Somerville’s branding got an early kickstart at the age of 16 during a tournament in China. A local TV report featured her as the youngest player in the competition, with reporters casting her as a “Eurasian beauty” and “the Sharapova of badminton”.
“It was pretty weird, especially considering my playing level at the time,” she recalls. The Chinese media also picked up on the fact Somerville’s great-great-grandfather Kang Youwei was a famous scholar and political reformer during the Qing Dynasty. Chinese fans found her looks and exotic backstory irresistible.
As her rankings rose, so did her social media profile and the sponsorships that now help fund her career. Currently, she’s a brand ambassador for healthy snack company Slim Secrets and the Chinese sportswear label Li-Ning.
Somerville and Mapasa’s status as the Oceania region’s highest-ranked doubles team almost certainly guarantees them an Olympic spot. With broadcast times aligned to East Asian badminton audiences, a good showing in Tokyo could mean massive exposure.

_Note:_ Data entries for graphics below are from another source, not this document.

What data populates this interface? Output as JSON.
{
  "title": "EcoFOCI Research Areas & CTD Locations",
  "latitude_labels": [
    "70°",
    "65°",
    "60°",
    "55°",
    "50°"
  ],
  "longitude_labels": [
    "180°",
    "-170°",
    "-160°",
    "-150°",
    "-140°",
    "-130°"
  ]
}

She could leverage her brand and become a very marketable face for Australian companies in Asia, or conversely for Asian companies targeting Australia. That would give her the capacity to continue playing badminton professionally – a rarity for an Australian.
Social media is increasingly driving the business of sport. But where does that leave the less photogenic, the introverted, or those who can’t hustle the algorithms? What burdens are this social paradigm placing on female athletes competing for corporate dollars?
For Somerville, the pressure to perform is not just on the court. It’s on social media, too.